Em alguns sistemas políticos liberais vigentes nos Séculos XVIII e XIX, reservava-se o direito de votar e o de ser eleito a uma classe de possidentes. Procurava-se, dessa forma, evitar que chegassem à governação dos estados pessoas que, por não serem abastadas, vissem a realidade distorcida pelos seus interesses mesquinhos e egoísticos. Por outras palavras, procurava-se evitar que os governantes, em vez de governarem, se governassem.
Contra esta teoria, um professor (aquele que nos ensinava os sistemas económicos da URSS – sovkhozes e kolkhozes – e de outros países em que considerava vigorarem “democracias populares”) dizia que a grande propriedade não se detinha perante a pequena, e que a sua tendência era para a abocanhar. Ou seja, por mais ricos que fossem, os ricos quereriam sempre ser mais ricos.
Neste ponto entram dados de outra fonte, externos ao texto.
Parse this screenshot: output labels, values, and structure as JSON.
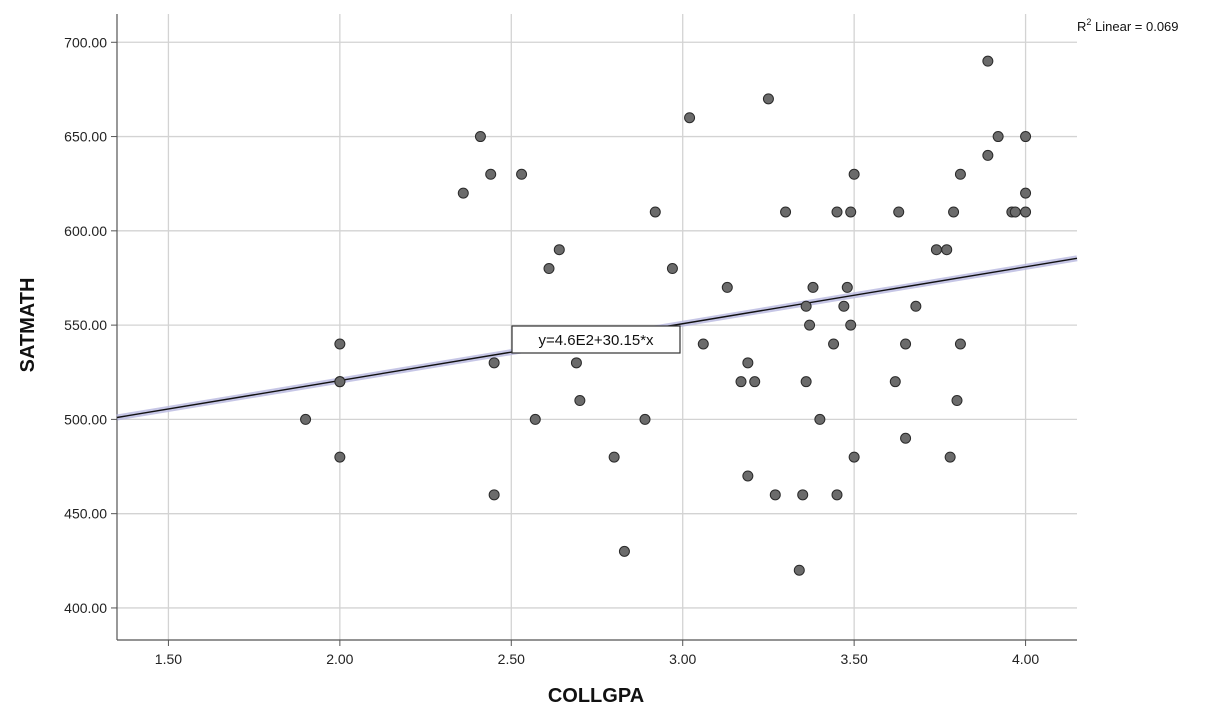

No entanto, não posso deixar de sentir que, se quem me governa for um rico, existe alguma possibilidade de, com a sua governação, também me tornar rico. Já se for governado por alguém com dificuldades económicas, não posso deixar de pensar que se nem a sua economia doméstica conseguiu governar, como é que vai conseguir governar o país?!
Por tudo isso, passando do abstracto para o concreto, é com todo o gosto que vejo chegar ao governo ministros e secretários de estado que, antes de assumirem funções governativas, já eram ricos. Dão-me algum conforto, embora não descure os ditames da referida teoria anti-liberal.
Assim, fico preocupado quando quem exerce cargos políticos se lamenta de alegadas dificuldades económicas. Preferia antes que, no exercício desse cargo, actuasse como se tivesse dificuldades económicas. Por exemplo, que não se fizesse transportar em carros com um valor de custo superior a €50.000,00, que não gastasse mais de €15,00 num almoço, que não tivesse motoristas cujo vencimento fosse superior a €1.000,00, que só utilizasse os bens do Estado que lhe fossem confiados para o exercício do cargo (fosse ele um simples computador ou um telemóvel) quando efectivamente estivesse ao serviço do Estado (e não, v.g., em férias e fins-de-semana), que não gastasse dinheiro em obras que nunca faria se estivesse a gastar o dinheiro que tivesse ganho como contrapartida do seu trabalho, que não gastasse dinheiro com viagens turísticas, enfim, que, em matéria de gastos, pautasse a sua actuação pela de um gestor criterioso e ordenado, ou, não sabendo o que isso é, pelo critério de um bom pai ou uma boa mãe de família. Se assim fosse, creio que nenhum organismo externo teria necessidade de vir dizer aos nossos governantes que estão a gastar de mais, nem alguns gastos, por tão absurdos que são, seriam, inclusive, alvo da zombaria por parte do Povo, que, com grande desespero, vê o dinheiro proveniente das receitas coactivas que paga (impostos e demais tributos, coimas, multas, etc.) mal administrado e mal gasto.
Concluo, pois, que me sentiria muito mais confortável governado por um rico que, no exercício das suas funções governativas, agisse como se tivesse dificuldades económicas, do que por quem, alegando dificuldades económicas, actuasse como se fosse rico.